池錚也明白“尾怨”說得對,若只是幾個人,那麼他依靠攝病神咒,還能挽救回來,可整個大營數萬流民,就是把他累死也不可能救回所有人。
而且……就算依靠法術救回流民,也只是一時,擺脫不了這個局面,沒有疫鬼興風作浪,也會再次爆發其它的瘟疫。
“啊啊……”
那婦人哭嚎聲更大了,只因孩子已然停止了擺動,似是沒了生機。
“是啊,我救了不了所有人。”
池錚難言這般景象,出門無所見,白骨蔽平原。路有飢婦人,抱子棄草間。
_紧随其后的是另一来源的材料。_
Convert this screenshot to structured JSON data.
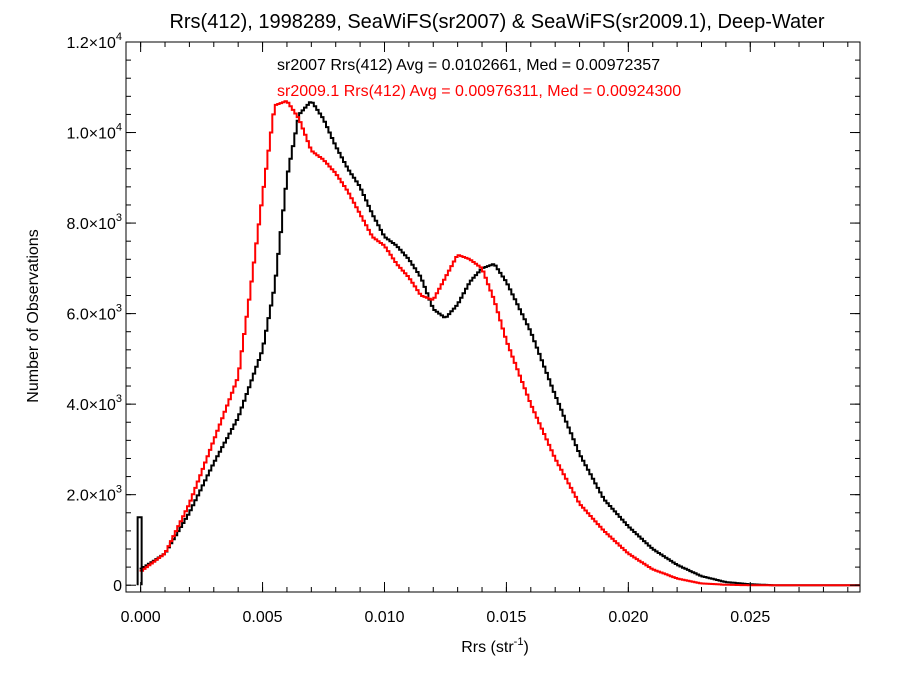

顧聞號泣聲,揮涕獨不還。
“……疾!”
輕唸咒語,池錚隨手一捏符籙,登時化作金光輝輝,直入那小孩的身軀。
周圍的流民正哀痛又麻木地看著婦人的哭嚎,可轉瞬間他們一愕,就見得憑空一道金光射來,入了那小孩體內,只是片刻,原本沒了動靜的孩子,忽然又有了動彈,睜開了眼,只把原本哭嚎的婦人驚喜莫名。
“這……”
“神、神蹟啊!”
“啊啊,大苦大難的慈悲菩薩,求你救救我們……”
“是菩薩,肯定是菩薩顯靈了!”
周圍流民驚喜大喊,騷動了起來,紛紛雙手合十向著孩子跪拜,因為過於激動,有的流民眼淚都流淌了出來,拼命向著地上叩頭,似乎這樣一來,就有了唯一的希望。
但那個希望,已然就此離開。
池錚離了大營,天色漸暗,為了趕時間,他直接施展“躍巖”,向著旁邊的府城而去。
越過高聳的城牆與看守,池錚屹立於城樓屋簷上,俯瞰整座城池,一府之首城,自然是面積不小的,下亥縣完全無法與之相提並論。
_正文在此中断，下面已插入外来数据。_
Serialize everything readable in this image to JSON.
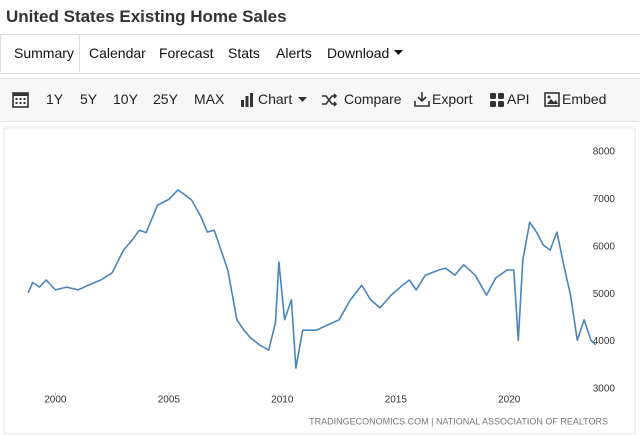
{
  "header": {
    "title": "United States Existing Home Sales"
  },
  "tabs": [
    "Summary",
    "Calendar",
    "Forecast",
    "Stats",
    "Alerts",
    "Download"
  ],
  "toolbar": [
    "1Y",
    "5Y",
    "10Y",
    "25Y",
    "MAX",
    "Chart",
    "Compare",
    "Export",
    "API",
    "Embed"
  ],
  "chart_data": {
    "type": "line",
    "color": "#4a84bb",
    "source": "TRADINGECONOMICS.COM | NATIONAL ASSOCIATION OF REALTORS",
    "x": [
      1998.8,
      1999.0,
      1999.3,
      1999.6,
      2000.0,
      2000.5,
      2001.0,
      2001.5,
      2002.0,
      2002.5,
      2003.0,
      2003.4,
      2003.7,
      2004.0,
      2004.5,
      2005.0,
      2005.4,
      2005.7,
      2006.0,
      2006.4,
      2006.7,
      2007.0,
      2007.3,
      2007.6,
      2008.0,
      2008.3,
      2008.6,
      2009.0,
      2009.4,
      2009.7,
      2009.85,
      2010.1,
      2010.4,
      2010.6,
      2010.9,
      2011.5,
      2012.0,
      2012.5,
      2013.0,
      2013.5,
      2013.9,
      2014.3,
      2014.8,
      2015.3,
      2015.6,
      2015.9,
      2016.3,
      2016.9,
      2017.2,
      2017.6,
      2018.0,
      2018.5,
      2019.0,
      2019.4,
      2019.9,
      2020.2,
      2020.4,
      2020.6,
      2020.9,
      2021.2,
      2021.5,
      2021.8,
      2022.1,
      2022.4,
      2022.7,
      2023.0,
      2023.3,
      2023.6,
      2023.8
    ],
    "values": [
      5030,
      5250,
      5150,
      5300,
      5090,
      5150,
      5090,
      5200,
      5300,
      5450,
      5930,
      6150,
      6350,
      6300,
      6880,
      7000,
      7200,
      7100,
      6990,
      6650,
      6310,
      6350,
      5930,
      5510,
      4460,
      4250,
      4080,
      3930,
      3820,
      4400,
      5680,
      4460,
      4880,
      3440,
      4240,
      4240,
      4350,
      4460,
      4880,
      5190,
      4880,
      4710,
      4980,
      5190,
      5300,
      5090,
      5400,
      5510,
      5550,
      5400,
      5620,
      5400,
      4980,
      5340,
      5510,
      5510,
      4030,
      5720,
      6520,
      6310,
      6040,
      5930,
      6310,
      5620,
      4980,
      4030,
      4460,
      4030,
      3930
    ],
    "xlim": [
      1998,
      2024
    ],
    "ylim": [
      3000,
      8000
    ],
    "xticks": [
      2000,
      2005,
      2010,
      2015,
      2020
    ],
    "yticks": [
      3000,
      4000,
      5000,
      6000,
      7000,
      8000
    ],
    "grid": false
  }
}
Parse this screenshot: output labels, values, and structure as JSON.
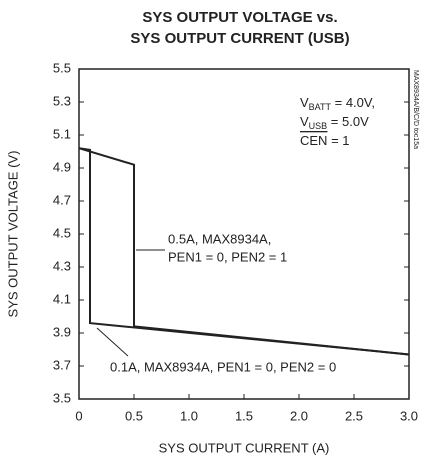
{
  "chart_data": {
    "type": "line",
    "title": [
      "SYS OUTPUT VOLTAGE vs.",
      "SYS OUTPUT CURRENT (USB)"
    ],
    "x_label": "SYS OUTPUT CURRENT (A)",
    "y_label": "SYS OUTPUT VOLTAGE (V)",
    "watermark": "MAX8934A/B/C/D toc15a",
    "xlim": [
      0,
      3.0
    ],
    "ylim": [
      3.5,
      5.5
    ],
    "xticks": [
      0,
      0.5,
      {
        "value": 1.0,
        "label": "1.0"
      },
      1.5,
      {
        "value": 2.0,
        "label": "2.0"
      },
      2.5,
      {
        "value": 3.0,
        "label": "3.0"
      }
    ],
    "yticks": [
      3.5,
      3.7,
      3.9,
      4.1,
      4.3,
      4.5,
      4.7,
      4.9,
      5.1,
      5.3,
      5.5
    ],
    "grid": false,
    "series": [
      {
        "color": "#222222",
        "x": [
          0,
          0.5,
          0.5,
          3.0
        ],
        "values": [
          5.02,
          4.92,
          3.94,
          3.77
        ]
      },
      {
        "color": "#222222",
        "x": [
          0,
          0.1,
          0.1,
          3.0
        ],
        "values": [
          5.02,
          5.01,
          3.96,
          3.77
        ]
      }
    ],
    "annotations": [
      "0.5A, MAX8934A,",
      "PEN1 = 0, PEN2 = 1",
      "0.1A, MAX8934A, PEN1 = 0, PEN2 = 0"
    ],
    "conditions": [
      {
        "main": "V",
        "sub": "BATT",
        "rest": " = 4.0V,"
      },
      {
        "main": "V",
        "sub": "USB",
        "rest": " = 5.0V"
      },
      {
        "overline": "CEN",
        "rest": " = 1"
      }
    ]
  }
}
但眼下這座城池,被戰亂牽連,一場暴亂下的大火席捲了大半個城池,眾多房屋被燒燬,甚至還有一些火勢沒有完全的熄滅,燒燬後的焦木還在冒著青煙。
池錚斜視下方的城牆角落,有一兵卒見左右無人,遂解開袴子,悠哉地撒尿起來。
只是剛撒尿到一半,那兵卒突然一怔,眼神迷糊,也不管是在幹什麼,倒頭就躺在溼漉漉的角落呼呼大睡,偏偏還在撒尿。
沒一會兒,“尾怨”鑽出腦袋:“老爺,府衙在東邊方向……”
它指了指位置。
池錚聞言點頭,向前傾倒,身體自由下墜,眼看就要一頭撞在地上,他身體後傾,腳尖一點,筆直彎折射向前面的房屋。
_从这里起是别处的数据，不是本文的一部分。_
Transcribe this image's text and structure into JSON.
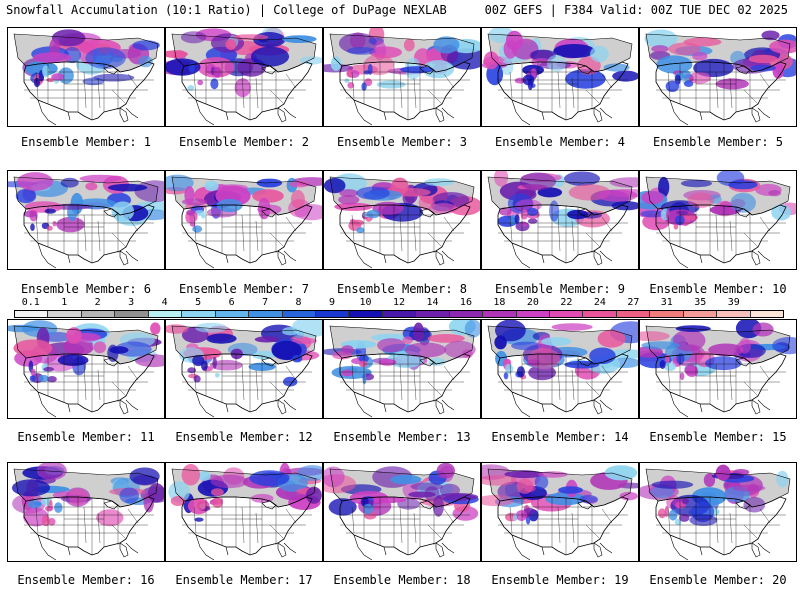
{
  "header": {
    "left": "Snowfall Accumulation (10:1 Ratio) | College of DuPage NEXLAB",
    "right": "00Z GEFS | F384 Valid: 00Z TUE DEC 02 2025"
  },
  "members": [
    {
      "label": "Ensemble Member: 1"
    },
    {
      "label": "Ensemble Member: 2"
    },
    {
      "label": "Ensemble Member: 3"
    },
    {
      "label": "Ensemble Member: 4"
    },
    {
      "label": "Ensemble Member: 5"
    },
    {
      "label": "Ensemble Member: 6"
    },
    {
      "label": "Ensemble Member: 7"
    },
    {
      "label": "Ensemble Member: 8"
    },
    {
      "label": "Ensemble Member: 9"
    },
    {
      "label": "Ensemble Member: 10"
    },
    {
      "label": "Ensemble Member: 11"
    },
    {
      "label": "Ensemble Member: 12"
    },
    {
      "label": "Ensemble Member: 13"
    },
    {
      "label": "Ensemble Member: 14"
    },
    {
      "label": "Ensemble Member: 15"
    },
    {
      "label": "Ensemble Member: 16"
    },
    {
      "label": "Ensemble Member: 17"
    },
    {
      "label": "Ensemble Member: 18"
    },
    {
      "label": "Ensemble Member: 19"
    },
    {
      "label": "Ensemble Member: 20"
    }
  ],
  "colorbar": {
    "labels": [
      "0.1",
      "1",
      "2",
      "3",
      "4",
      "5",
      "6",
      "7",
      "8",
      "9",
      "10",
      "12",
      "14",
      "16",
      "18",
      "20",
      "22",
      "24",
      "27",
      "31",
      "35",
      "39"
    ],
    "colors": [
      "#f4f4f4",
      "#d4d4d4",
      "#b4b4b4",
      "#909090",
      "#b8f0f4",
      "#8cd4f0",
      "#64b4ec",
      "#4090e4",
      "#2864dc",
      "#1838d0",
      "#1410b4",
      "#4818a8",
      "#6c20ac",
      "#8c28b0",
      "#b034b8",
      "#cc40c4",
      "#e04cb4",
      "#e8549c",
      "#ec6084",
      "#f07c7c",
      "#f49c98",
      "#f8c0b8",
      "#fce4d8"
    ]
  }
}
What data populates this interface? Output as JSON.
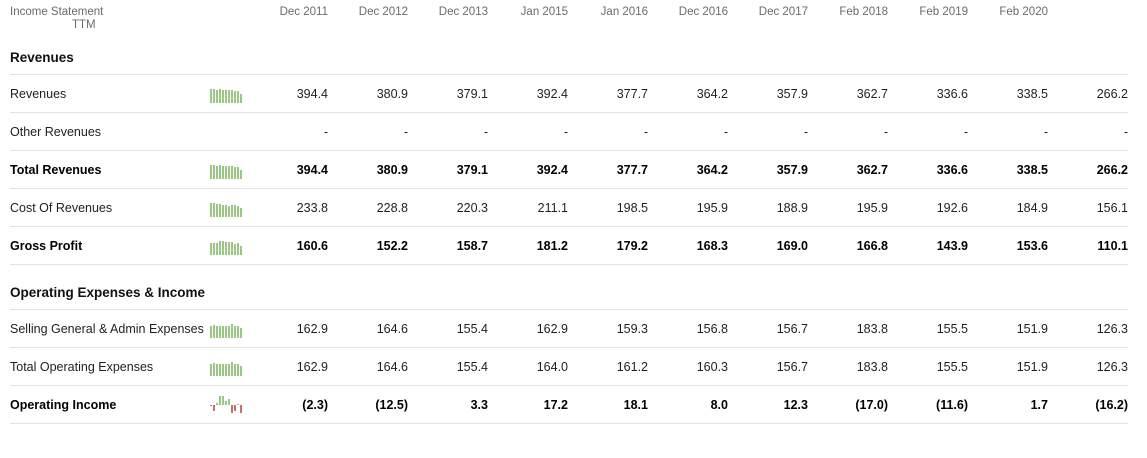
{
  "header": {
    "title_line1": "Income Statement",
    "title_line2": "TTM",
    "columns": [
      "Dec 2011",
      "Dec 2012",
      "Dec 2013",
      "Jan 2015",
      "Jan 2016",
      "Dec 2016",
      "Dec 2017",
      "Feb 2018",
      "Feb 2019",
      "Feb 2020",
      ""
    ]
  },
  "colors": {
    "positive_bar": "#9bc785",
    "negative_bar": "#c4706c",
    "header_text": "#6a6a6e",
    "divider": "#e3e3e3"
  },
  "sections": [
    {
      "title": "Revenues",
      "rows": [
        {
          "label": "Revenues",
          "bold": false,
          "spark": "green",
          "values": [
            "394.4",
            "380.9",
            "379.1",
            "392.4",
            "377.7",
            "364.2",
            "357.9",
            "362.7",
            "336.6",
            "338.5",
            "266.2"
          ]
        },
        {
          "label": "Other Revenues",
          "bold": false,
          "spark": null,
          "values": [
            "-",
            "-",
            "-",
            "-",
            "-",
            "-",
            "-",
            "-",
            "-",
            "-",
            "-"
          ]
        },
        {
          "label": "Total Revenues",
          "bold": true,
          "spark": "green",
          "values": [
            "394.4",
            "380.9",
            "379.1",
            "392.4",
            "377.7",
            "364.2",
            "357.9",
            "362.7",
            "336.6",
            "338.5",
            "266.2"
          ]
        },
        {
          "label": "Cost Of Revenues",
          "bold": false,
          "spark": "green",
          "values": [
            "233.8",
            "228.8",
            "220.3",
            "211.1",
            "198.5",
            "195.9",
            "188.9",
            "195.9",
            "192.6",
            "184.9",
            "156.1"
          ]
        },
        {
          "label": "Gross Profit",
          "bold": true,
          "spark": "green",
          "values": [
            "160.6",
            "152.2",
            "158.7",
            "181.2",
            "179.2",
            "168.3",
            "169.0",
            "166.8",
            "143.9",
            "153.6",
            "110.1"
          ]
        }
      ]
    },
    {
      "title": "Operating Expenses & Income",
      "rows": [
        {
          "label": "Selling General & Admin Expenses",
          "bold": false,
          "spark": "green",
          "values": [
            "162.9",
            "164.6",
            "155.4",
            "162.9",
            "159.3",
            "156.8",
            "156.7",
            "183.8",
            "155.5",
            "151.9",
            "126.3"
          ]
        },
        {
          "label": "Total Operating Expenses",
          "bold": false,
          "spark": "green",
          "values": [
            "162.9",
            "164.6",
            "155.4",
            "164.0",
            "161.2",
            "160.3",
            "156.7",
            "183.8",
            "155.5",
            "151.9",
            "126.3"
          ]
        },
        {
          "label": "Operating Income",
          "bold": true,
          "spark": "posneg",
          "values": [
            "(2.3)",
            "(12.5)",
            "3.3",
            "17.2",
            "18.1",
            "8.0",
            "12.3",
            "(17.0)",
            "(11.6)",
            "1.7",
            "(16.2)"
          ]
        }
      ]
    }
  ]
}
只在這城池上空,池錚輕掠如風,沒人察覺到夜色的上空,有一道飄影在空中掠飛而過。
城池時不時就有哀哭聲傳來,縱然是寂靜的夜晚也不例外,安平府衙戒備森嚴,可能是亂民先前衝擊過府衙,以至於門口也有眾多官兵把守。
但這些對付凡人的手段,可對付不了池錚,輕輕從高空落下,“尾怨”施展神通,去了一丫鬟的夢境內竊取部分記憶,知曉了府衙書房所在。
等落到了書房前的庭院,池錚左右環視,並無外人,僅有書房內亮著燈,立馬湊了過去,還好,這紙窗不至於像天之閣那麼結實,被他輕輕戳破。
就見得書房內有一常服中年人,與另外一幕僚正在對話。
“老爺,惠民藥局的林醫正之前已探察回來。”幕僚說道。
“情況如何?”常服中年人急切道。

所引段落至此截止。